3D-Printed Ketchup Cap Will Prevent That Gross, Watery Mess

 By 
Lance Ulanoff
 on 
3D-Printed Ketchup Cap Will Prevent That Gross, Watery Mess
Credit: Justin Sullivan/Getty Images

If you want to get students excited about new technologies like 3D printing, you have to let them follow their passion -- even if that passion is ketchup.

Tyler Richards and Jonathan Thompson, two high school seniors from Liberty, Mo., have a shared love for the popular condiment and creativity. The teens are part of the Project Lead the Way program (a national STEM learning initiative) and decided to focus their attention on a particularly frustrating problem: minimizing the watery mess that results from the first squirt of ketchup.

According to local news station Fox4 in Kansas City, their teacher initially nixed the project idea, but Richards and Thompson collected enough research, data and patent information to convince him.

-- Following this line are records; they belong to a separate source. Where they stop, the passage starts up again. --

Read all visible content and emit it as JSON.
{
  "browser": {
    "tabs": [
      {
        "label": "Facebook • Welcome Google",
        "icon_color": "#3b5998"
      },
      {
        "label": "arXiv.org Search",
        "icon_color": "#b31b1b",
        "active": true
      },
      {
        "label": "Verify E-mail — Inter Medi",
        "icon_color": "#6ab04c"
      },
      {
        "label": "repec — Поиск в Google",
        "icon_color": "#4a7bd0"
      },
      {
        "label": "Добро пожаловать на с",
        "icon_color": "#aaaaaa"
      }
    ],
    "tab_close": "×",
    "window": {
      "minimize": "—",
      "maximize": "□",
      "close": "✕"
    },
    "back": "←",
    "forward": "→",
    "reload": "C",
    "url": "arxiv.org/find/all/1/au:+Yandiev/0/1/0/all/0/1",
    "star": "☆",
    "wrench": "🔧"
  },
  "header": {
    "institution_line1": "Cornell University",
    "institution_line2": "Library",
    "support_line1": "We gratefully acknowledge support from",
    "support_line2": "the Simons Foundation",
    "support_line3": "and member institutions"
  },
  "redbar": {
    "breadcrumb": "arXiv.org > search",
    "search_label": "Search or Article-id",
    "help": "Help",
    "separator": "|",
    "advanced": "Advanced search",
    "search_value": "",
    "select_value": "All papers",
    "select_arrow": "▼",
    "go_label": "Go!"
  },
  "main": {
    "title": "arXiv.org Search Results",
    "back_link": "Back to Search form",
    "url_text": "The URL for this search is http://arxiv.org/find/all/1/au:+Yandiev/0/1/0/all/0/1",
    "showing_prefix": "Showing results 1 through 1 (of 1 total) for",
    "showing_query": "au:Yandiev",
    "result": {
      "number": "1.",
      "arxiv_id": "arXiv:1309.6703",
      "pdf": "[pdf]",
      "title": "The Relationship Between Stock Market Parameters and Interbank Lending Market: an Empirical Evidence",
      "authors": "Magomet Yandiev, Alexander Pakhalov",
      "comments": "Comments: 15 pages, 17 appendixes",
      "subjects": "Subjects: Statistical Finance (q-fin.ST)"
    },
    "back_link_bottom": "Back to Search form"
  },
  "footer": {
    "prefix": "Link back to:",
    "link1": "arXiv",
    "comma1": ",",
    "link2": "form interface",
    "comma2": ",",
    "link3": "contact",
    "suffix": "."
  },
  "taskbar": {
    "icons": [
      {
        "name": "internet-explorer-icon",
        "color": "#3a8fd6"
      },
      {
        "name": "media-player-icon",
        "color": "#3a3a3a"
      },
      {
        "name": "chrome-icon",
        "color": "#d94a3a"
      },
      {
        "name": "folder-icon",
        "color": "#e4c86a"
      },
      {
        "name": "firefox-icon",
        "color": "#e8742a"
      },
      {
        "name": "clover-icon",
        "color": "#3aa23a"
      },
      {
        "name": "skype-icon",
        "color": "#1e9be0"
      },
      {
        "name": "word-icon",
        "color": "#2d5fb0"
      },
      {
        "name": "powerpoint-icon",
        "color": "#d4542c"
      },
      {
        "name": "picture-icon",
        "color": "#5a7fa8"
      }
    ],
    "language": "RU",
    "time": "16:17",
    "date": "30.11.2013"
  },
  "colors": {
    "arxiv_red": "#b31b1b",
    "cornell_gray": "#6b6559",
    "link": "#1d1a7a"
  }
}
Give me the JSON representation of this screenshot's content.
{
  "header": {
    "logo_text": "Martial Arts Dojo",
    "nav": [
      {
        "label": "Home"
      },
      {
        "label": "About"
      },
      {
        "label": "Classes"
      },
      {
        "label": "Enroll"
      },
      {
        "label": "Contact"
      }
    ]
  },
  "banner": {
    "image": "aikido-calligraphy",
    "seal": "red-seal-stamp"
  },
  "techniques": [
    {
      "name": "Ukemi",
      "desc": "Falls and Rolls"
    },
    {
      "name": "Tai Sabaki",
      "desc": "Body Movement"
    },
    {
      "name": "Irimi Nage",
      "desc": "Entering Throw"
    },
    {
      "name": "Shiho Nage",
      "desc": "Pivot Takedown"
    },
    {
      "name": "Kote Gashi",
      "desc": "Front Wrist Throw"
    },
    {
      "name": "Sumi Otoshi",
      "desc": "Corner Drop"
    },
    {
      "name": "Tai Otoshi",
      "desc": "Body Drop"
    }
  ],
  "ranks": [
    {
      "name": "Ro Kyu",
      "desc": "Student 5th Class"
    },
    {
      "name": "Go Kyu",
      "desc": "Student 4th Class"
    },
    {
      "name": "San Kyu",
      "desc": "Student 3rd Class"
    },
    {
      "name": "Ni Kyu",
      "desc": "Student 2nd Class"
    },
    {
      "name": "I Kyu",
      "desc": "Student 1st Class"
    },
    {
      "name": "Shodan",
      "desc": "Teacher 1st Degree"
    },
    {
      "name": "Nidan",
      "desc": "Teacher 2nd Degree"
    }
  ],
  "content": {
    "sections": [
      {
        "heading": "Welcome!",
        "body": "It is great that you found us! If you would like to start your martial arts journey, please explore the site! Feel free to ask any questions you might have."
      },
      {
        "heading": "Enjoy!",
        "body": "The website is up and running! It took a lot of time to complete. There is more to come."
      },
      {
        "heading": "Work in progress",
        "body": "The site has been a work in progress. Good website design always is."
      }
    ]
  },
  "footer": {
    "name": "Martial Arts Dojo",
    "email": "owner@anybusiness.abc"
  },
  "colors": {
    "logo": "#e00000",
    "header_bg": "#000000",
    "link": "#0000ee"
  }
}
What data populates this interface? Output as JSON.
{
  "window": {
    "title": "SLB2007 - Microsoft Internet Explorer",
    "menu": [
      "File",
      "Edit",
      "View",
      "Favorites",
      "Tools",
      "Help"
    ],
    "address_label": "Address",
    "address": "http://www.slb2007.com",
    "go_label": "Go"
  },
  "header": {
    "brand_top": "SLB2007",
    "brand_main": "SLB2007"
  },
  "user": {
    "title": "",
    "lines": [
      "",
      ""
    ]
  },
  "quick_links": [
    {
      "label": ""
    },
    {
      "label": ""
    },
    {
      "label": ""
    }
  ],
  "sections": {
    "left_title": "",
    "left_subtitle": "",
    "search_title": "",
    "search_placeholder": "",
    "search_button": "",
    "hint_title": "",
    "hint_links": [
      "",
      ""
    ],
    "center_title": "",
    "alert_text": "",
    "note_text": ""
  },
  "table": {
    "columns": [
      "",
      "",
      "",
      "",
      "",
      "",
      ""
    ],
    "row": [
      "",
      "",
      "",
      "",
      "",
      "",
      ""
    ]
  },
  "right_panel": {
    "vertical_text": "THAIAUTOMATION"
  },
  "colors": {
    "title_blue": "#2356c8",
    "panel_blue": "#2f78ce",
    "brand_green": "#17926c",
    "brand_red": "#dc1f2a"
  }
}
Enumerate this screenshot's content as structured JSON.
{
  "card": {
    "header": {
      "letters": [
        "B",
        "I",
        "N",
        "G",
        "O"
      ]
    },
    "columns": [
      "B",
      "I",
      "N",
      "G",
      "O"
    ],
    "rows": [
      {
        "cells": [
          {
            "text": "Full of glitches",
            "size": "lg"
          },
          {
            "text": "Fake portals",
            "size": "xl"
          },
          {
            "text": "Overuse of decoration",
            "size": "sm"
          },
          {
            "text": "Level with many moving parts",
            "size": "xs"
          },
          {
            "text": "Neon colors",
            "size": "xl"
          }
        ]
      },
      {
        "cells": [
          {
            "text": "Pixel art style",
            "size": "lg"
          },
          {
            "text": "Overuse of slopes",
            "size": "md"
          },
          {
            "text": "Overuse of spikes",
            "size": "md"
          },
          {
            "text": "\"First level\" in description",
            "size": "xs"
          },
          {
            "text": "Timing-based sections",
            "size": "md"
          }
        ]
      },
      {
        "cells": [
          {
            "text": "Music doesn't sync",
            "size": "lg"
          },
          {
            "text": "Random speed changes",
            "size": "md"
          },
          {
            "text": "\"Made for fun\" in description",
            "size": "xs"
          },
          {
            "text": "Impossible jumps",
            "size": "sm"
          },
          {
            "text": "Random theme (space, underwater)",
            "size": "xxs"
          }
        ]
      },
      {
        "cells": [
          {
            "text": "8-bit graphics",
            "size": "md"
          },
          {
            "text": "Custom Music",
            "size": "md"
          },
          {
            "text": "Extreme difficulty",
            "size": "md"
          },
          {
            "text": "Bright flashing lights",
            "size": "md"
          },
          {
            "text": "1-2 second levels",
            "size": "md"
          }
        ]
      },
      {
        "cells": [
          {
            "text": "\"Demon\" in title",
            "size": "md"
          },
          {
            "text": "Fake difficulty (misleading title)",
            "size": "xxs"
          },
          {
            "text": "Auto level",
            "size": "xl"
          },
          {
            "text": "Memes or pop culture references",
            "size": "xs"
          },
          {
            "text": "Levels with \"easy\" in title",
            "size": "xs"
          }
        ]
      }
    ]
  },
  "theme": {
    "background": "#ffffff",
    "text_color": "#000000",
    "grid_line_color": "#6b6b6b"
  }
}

Soon, they were inventing a 3D solution to ketchup's messy problem.

Richards and Thompson designed a new bottle cap that forces the ketchup away from the cap and into a small tube at its center, which the ketchup then squeezes out of. This manages to separate the water that settles at the top of the ketchup from the actual red stuff.

The two first sketched the idea on paper, then designed it with CAD software before printing it on a 3D printer. Fox4 reports that the teens are pursuing a provisional patent for their invention, but no word yet on whether they plan to bring the product to market or sell it to Heinz.

You can watch their results in the video above; it's a smart solution for a universal problem.